Ceza Genel Kurulu'nun 2023/602 E., 2025/334 K. sayılı kararı
Yargıtay Ceza Genel Kurulu'nun 17.09.2025 tarihli, 2023/602 E., 2025/334 K. sayılı kararı
T.C.
Yargıtay
Ceza Genel Kurulu
2023/602 E., 2025/334 K.
"İçtihat Metni"
KARARI VEREN
YARGITAY DAİRESİ : 1. Ceza Dairesi
MAHKEMESİ :Ağır Ceza
SAYISI : 27-40
I. HUKUKÎ SÜREÇ
Sanık ...’ın nitelikli kasten öldürme suçundan 5237 sayılı Türk Ceza Kanunu’nun 82/1-a, 62/1, 53 ve 63. maddeleri uyarınca müebbet hapis cezası ile cezalandırılmasına, hak yoksunluğuna ve mahsuba ilişkin Diyarbakır 2. Ağır Ceza Mahkemesince verilen 25.12.2020 tarihli ve 471-411 sayılı, resen istinafa tabi olan hükmün sanık müdafii ve katılanlar vekili tarafından istinaf edilmesi üzerine dosyayı inceleyen Diyarbakır Bölge Adliye Mahkemesi 1. Ceza Dairesince 29.04.2021 tarih ve 347-534 sayı ile; "…Sanığın, maktulü öldürmek amacıyla hazırlık yapmak için evin etrafında dolaştığı iddiasının sanığın savunmasının aksine kesin ve şüpheden uzak bir şekilde gerekçeli kararda yeterince tartışılmaksızın, kasten öldürme yerine tasarlayarak öldürme suçundan ceza tayini; sanık hakkında takdiri indirim uygulanmaması gerekirken, herhangi bir kişiselleştirme yapılmaksızın kanun metnindeki ifadeler yazılarak yasal olmayan gerekçe ile cezasında takdiri indirim yapılmak suretiyle eksik cezaya hükmolunması," nedenleriyle hükmün bozulmasına karar verilmiştir.
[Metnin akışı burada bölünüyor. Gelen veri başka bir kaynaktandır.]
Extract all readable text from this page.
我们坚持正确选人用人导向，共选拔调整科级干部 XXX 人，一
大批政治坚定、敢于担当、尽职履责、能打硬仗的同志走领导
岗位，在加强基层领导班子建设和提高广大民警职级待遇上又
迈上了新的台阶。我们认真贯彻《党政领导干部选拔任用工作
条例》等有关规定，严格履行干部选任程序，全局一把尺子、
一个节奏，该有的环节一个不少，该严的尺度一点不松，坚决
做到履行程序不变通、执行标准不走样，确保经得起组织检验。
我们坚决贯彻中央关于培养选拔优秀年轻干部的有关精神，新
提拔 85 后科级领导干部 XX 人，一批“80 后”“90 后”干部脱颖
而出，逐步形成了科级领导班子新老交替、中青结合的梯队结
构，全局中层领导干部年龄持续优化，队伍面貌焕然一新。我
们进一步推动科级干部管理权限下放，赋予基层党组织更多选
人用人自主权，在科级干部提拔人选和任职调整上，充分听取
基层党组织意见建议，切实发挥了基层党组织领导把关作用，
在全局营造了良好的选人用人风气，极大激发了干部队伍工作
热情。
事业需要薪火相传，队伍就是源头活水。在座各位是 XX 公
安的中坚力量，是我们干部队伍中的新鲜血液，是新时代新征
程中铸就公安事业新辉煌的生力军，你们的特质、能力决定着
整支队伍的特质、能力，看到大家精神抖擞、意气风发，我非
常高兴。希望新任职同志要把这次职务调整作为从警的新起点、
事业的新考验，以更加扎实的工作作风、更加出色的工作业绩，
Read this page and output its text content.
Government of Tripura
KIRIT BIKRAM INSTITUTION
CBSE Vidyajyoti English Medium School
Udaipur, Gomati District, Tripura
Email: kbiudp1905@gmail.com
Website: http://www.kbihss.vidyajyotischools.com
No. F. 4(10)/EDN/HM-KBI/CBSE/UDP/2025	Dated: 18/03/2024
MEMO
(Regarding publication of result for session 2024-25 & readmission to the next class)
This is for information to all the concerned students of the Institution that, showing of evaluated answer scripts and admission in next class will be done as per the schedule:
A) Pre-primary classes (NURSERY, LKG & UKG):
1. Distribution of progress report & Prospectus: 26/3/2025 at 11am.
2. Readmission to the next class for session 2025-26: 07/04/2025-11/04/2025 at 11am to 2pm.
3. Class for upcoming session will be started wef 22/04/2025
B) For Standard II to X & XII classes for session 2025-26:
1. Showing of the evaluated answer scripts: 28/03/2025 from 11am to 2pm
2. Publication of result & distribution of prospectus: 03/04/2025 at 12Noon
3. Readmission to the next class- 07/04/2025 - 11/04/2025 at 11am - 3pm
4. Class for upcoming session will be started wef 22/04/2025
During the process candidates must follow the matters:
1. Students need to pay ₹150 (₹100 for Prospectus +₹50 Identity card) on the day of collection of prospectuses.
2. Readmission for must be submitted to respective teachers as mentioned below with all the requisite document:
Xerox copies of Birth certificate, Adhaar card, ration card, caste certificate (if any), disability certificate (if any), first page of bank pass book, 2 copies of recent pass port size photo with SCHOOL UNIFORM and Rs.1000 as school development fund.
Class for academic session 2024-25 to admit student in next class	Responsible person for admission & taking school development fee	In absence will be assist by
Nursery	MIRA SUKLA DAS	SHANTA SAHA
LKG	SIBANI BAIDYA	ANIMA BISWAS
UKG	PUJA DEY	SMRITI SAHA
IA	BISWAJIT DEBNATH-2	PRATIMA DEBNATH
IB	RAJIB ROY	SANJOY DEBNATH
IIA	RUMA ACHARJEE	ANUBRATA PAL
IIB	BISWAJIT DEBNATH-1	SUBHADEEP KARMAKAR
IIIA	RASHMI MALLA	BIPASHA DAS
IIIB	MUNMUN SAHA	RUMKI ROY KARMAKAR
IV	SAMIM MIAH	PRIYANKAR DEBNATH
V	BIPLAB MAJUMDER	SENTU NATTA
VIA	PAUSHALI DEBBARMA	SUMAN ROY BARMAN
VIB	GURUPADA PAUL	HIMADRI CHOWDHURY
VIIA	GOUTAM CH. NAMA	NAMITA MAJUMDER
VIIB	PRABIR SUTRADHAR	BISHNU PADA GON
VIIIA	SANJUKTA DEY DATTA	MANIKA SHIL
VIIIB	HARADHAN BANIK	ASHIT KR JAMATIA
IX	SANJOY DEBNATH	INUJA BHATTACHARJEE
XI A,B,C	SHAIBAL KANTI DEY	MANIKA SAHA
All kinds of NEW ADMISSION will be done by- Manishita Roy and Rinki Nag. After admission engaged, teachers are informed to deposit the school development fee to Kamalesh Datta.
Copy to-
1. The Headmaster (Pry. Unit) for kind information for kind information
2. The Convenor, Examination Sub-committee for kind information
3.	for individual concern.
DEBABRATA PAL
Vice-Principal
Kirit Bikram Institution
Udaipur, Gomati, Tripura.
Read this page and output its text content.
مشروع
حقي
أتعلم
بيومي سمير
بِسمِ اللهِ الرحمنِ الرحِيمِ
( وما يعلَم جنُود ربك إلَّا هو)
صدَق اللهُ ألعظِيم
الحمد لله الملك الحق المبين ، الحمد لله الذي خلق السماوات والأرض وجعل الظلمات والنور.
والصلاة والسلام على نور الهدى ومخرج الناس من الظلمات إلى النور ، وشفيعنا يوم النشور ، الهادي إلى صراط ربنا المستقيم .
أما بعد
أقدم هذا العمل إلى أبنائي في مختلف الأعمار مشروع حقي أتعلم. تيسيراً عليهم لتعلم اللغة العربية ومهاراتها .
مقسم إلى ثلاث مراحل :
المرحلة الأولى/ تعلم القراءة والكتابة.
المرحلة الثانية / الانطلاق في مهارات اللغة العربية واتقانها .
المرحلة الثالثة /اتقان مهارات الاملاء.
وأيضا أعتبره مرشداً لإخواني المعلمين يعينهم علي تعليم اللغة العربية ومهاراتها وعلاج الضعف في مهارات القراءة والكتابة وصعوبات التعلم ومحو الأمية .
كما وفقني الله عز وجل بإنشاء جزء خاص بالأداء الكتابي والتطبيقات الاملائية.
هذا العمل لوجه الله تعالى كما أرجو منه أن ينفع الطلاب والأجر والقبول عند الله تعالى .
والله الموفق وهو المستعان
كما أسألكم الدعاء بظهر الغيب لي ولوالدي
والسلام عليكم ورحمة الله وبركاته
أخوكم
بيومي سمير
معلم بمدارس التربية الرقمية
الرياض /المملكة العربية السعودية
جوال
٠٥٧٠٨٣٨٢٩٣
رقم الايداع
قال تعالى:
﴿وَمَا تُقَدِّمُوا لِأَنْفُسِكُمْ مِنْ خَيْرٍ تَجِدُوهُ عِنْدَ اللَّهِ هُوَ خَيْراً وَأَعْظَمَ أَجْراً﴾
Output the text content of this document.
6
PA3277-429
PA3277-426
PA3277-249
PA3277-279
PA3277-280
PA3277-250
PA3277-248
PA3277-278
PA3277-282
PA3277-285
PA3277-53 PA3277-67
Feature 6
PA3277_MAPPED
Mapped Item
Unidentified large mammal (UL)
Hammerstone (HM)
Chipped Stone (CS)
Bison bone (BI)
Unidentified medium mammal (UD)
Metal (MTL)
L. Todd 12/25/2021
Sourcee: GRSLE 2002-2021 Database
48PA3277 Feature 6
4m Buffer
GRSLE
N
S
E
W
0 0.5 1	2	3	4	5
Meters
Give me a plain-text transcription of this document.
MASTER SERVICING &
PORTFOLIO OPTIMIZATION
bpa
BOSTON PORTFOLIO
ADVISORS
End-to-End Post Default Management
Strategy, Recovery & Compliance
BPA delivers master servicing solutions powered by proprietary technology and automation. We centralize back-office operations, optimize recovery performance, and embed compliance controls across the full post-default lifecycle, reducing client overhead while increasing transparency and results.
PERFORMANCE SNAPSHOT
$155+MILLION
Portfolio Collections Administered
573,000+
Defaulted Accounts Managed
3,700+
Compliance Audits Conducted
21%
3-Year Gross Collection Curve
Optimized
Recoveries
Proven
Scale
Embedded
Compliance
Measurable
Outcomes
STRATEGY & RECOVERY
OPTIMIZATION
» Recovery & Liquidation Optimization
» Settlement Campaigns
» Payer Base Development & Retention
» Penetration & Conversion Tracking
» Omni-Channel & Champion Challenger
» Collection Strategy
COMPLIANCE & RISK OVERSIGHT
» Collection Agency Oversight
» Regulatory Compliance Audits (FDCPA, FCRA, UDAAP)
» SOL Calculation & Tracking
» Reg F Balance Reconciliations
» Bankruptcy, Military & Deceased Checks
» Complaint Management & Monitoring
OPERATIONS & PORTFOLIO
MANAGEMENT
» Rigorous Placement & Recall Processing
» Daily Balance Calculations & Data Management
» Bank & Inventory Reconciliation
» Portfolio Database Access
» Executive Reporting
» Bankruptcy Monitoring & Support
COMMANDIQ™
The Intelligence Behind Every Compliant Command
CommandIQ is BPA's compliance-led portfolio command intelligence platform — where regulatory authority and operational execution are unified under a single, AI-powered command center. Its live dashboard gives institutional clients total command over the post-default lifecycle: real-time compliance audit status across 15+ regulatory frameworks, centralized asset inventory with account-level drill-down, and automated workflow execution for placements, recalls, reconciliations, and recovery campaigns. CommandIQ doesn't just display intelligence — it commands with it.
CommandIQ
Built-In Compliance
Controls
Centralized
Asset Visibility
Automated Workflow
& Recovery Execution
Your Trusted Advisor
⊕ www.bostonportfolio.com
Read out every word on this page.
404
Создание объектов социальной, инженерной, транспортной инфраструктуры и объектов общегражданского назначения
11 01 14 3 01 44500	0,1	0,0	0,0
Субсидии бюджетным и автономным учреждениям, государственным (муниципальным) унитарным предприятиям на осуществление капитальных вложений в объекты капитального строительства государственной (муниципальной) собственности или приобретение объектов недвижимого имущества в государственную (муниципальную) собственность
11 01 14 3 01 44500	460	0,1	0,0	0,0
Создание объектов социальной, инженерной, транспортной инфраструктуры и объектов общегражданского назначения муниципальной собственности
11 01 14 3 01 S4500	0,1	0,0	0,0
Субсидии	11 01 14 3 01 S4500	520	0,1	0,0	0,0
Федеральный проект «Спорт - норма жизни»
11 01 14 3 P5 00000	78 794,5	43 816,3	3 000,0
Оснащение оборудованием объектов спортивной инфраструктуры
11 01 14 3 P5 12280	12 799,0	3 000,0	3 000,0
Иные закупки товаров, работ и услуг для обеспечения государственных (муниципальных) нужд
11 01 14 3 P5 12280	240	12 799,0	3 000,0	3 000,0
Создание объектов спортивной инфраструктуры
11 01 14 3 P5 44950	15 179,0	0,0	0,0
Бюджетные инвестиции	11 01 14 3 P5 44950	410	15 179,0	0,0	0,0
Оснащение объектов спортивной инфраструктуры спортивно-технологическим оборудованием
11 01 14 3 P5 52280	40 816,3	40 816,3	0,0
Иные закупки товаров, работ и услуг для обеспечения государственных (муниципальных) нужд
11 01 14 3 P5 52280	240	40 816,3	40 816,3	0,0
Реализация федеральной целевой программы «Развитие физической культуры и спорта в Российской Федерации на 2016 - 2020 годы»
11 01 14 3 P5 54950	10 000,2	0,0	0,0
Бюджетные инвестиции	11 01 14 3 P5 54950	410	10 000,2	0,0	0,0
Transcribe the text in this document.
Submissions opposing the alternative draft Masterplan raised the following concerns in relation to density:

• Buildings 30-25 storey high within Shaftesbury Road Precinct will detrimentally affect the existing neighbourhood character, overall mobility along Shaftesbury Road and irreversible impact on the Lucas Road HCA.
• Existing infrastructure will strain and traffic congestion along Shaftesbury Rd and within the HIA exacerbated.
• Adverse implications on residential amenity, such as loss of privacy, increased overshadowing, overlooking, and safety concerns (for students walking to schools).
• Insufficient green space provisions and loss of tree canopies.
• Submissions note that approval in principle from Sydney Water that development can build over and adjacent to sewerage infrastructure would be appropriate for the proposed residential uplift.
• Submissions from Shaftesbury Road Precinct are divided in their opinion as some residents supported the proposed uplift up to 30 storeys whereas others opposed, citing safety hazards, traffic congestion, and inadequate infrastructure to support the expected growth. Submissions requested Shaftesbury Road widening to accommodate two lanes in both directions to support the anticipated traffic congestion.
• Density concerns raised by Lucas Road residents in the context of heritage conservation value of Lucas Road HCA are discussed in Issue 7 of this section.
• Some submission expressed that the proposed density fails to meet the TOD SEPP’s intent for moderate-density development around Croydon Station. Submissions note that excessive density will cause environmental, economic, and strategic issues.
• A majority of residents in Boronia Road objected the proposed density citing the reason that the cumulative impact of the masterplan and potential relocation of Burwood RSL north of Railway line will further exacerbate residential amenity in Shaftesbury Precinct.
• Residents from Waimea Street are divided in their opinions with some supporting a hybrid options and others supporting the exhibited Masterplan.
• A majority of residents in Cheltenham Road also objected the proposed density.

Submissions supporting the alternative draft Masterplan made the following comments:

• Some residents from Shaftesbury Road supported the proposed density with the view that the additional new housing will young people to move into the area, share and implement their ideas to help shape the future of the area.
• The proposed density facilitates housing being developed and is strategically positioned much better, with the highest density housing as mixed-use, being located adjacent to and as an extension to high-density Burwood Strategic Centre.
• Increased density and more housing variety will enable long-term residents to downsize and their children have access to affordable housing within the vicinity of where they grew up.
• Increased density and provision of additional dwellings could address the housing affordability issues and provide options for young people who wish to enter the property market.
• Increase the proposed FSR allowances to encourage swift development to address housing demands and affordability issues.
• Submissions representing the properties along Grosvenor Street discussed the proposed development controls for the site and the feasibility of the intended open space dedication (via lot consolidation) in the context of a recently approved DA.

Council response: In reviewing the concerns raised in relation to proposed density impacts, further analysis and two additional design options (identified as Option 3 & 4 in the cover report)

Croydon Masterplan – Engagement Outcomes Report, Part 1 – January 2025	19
Diyarbakır 2. Ağır Ceza Mahkemesince 27.01.2022 tarih ve 359-71 sayı ile; sanığın kasten öldürme suçundan TCK’nın 81/1, 53 ve 63. maddeleri uyarınca müebbet hapis cezası ile cezalandırılmasına, hak yoksunluğuna ve mahsuba, resen istinafa tabi olan hükmün sanık müdafii ve katılanlar vekili tarafından istinaf edilmesi üzerine dosyayı inceleyen Diyarbakır Bölge Adliye Mahkemesi 1. Ceza Dairesince 12.04.2022 tarih ve 491-600 sayı ile istinaf başvurularının esastan reddine, bu kararın sanık müdafii ve katılanlar vekili tarafından temyiz edilmesi üzerine dosyayı inceleyen Yargıtay 1. Ceza Dairesince 12.12.2022 tarih ve 7675-9875 sayı ile; "Haksız tahrik hükümlerini düzenleyen 5237 sayılı TCK'nın 29. maddesinin sanık lehine uygulanması gerektiği gözetilmeksizin, yasal ve yerinde olmayan gerekçe ile haksız tahrik hükümlerinin uygulanmaması suretiyle fazla ceza tayini," isabetsizliğinden hükmün bozulmasına karar verilmiştir.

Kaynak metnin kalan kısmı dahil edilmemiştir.